Jozsef Kadlecsik wrote:
On Wed, 22 Apr 2009, Patrick McHardy wrote:
The well-maintained sites manage to locate on-site infected machines by
using IDS, traffic-analysis, etc. However the typical user case for small
sites is that the ISP or other offsite host report an abuse: "your machine
x.y.z.w attacked machine a.b.c.d/added to the RBL because of spamming/etc" -
and the machine x.y.z.w is of course their firewall. And they have got
nothing which could help them to pick the real machine from the NATed
network behind the firewall. And the small sites is the main reason why I'd
favor an "out of the box" solution, which does not rely on anything besides
netfilter/iptables.
Yes, but at that point, you can look at your logfiles and see who
connected to a.b.c.d and you'll see the internal address. Logging
the NATed address is not really helping since you need the internal
address anyways, so it seems natural to look at the unNATed information.
What am I missing here?
Hmm, if there are multiple clients connecting to the same external node
(or even just a few ones but the exact time is not definite due to the
unsynced clocks) then the hunted client does not stand out.

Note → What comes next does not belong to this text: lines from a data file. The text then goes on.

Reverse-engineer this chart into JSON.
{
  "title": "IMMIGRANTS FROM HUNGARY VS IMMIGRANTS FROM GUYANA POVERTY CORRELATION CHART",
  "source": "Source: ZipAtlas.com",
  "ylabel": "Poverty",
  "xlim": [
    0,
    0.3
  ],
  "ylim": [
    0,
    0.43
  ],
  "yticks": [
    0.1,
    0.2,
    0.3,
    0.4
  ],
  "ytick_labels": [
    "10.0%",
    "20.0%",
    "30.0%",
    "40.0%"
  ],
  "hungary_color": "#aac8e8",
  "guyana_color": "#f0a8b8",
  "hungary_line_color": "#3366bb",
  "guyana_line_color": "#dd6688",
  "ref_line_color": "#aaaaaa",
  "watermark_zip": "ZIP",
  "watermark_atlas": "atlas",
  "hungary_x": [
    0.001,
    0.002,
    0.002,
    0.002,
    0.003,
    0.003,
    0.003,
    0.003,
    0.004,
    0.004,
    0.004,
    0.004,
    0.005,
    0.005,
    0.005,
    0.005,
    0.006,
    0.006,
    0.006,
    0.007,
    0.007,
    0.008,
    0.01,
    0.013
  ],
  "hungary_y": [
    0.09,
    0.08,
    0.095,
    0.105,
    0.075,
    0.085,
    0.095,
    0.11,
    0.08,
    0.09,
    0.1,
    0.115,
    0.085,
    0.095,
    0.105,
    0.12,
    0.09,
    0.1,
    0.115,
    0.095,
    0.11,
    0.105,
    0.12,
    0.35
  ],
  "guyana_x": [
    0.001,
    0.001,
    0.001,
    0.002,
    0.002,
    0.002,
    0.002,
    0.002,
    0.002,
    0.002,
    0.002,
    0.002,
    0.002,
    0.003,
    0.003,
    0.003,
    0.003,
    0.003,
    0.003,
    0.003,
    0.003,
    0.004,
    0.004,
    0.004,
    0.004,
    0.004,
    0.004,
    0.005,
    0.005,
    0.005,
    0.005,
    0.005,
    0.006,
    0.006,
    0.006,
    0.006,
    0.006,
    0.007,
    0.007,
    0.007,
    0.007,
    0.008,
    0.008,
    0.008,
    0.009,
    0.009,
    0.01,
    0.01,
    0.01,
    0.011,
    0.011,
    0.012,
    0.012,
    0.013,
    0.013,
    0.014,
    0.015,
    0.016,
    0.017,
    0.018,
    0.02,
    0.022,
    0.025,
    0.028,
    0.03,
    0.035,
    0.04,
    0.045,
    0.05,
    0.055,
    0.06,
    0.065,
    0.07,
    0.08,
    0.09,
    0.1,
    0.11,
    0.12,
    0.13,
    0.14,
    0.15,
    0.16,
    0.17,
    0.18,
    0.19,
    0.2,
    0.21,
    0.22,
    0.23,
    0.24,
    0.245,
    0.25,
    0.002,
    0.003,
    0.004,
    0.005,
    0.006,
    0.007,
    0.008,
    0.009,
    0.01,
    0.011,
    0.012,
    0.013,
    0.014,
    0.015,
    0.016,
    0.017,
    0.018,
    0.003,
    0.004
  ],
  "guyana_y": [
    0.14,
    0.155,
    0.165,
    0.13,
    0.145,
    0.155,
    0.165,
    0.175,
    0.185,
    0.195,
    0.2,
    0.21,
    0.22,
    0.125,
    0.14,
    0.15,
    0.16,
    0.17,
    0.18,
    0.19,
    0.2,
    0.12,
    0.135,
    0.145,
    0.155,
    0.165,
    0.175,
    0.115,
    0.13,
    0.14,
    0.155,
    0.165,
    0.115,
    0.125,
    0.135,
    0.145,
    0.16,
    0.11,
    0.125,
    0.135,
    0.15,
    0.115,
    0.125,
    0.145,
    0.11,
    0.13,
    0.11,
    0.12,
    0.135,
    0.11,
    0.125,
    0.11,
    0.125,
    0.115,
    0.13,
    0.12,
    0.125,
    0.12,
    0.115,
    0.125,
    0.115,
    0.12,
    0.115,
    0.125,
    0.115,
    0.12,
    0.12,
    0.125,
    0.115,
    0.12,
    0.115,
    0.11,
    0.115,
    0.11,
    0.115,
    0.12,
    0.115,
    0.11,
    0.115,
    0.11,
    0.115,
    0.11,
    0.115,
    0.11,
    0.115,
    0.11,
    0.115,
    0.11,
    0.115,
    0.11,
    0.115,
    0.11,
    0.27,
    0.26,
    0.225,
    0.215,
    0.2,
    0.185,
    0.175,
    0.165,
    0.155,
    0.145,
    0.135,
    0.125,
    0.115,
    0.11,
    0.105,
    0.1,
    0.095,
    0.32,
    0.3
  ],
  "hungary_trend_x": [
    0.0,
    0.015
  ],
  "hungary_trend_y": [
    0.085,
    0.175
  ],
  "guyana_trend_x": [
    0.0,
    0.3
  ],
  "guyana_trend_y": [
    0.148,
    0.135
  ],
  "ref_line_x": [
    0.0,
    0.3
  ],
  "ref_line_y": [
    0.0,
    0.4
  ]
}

But it might
indicate multiple infected machines as well...
Yes, you'd need at least destination port numbers to reduce false
positives. But the same is also true if you do log the NATed address.
For the small-site case you describe, the external address is usually
know anyways since there is only a single one :)
Just to be clear about this, I don't generally object to this,
but before making this (quite undesirable IMO) change, I'd like
to be sure that it actually provides a tantamount benefit.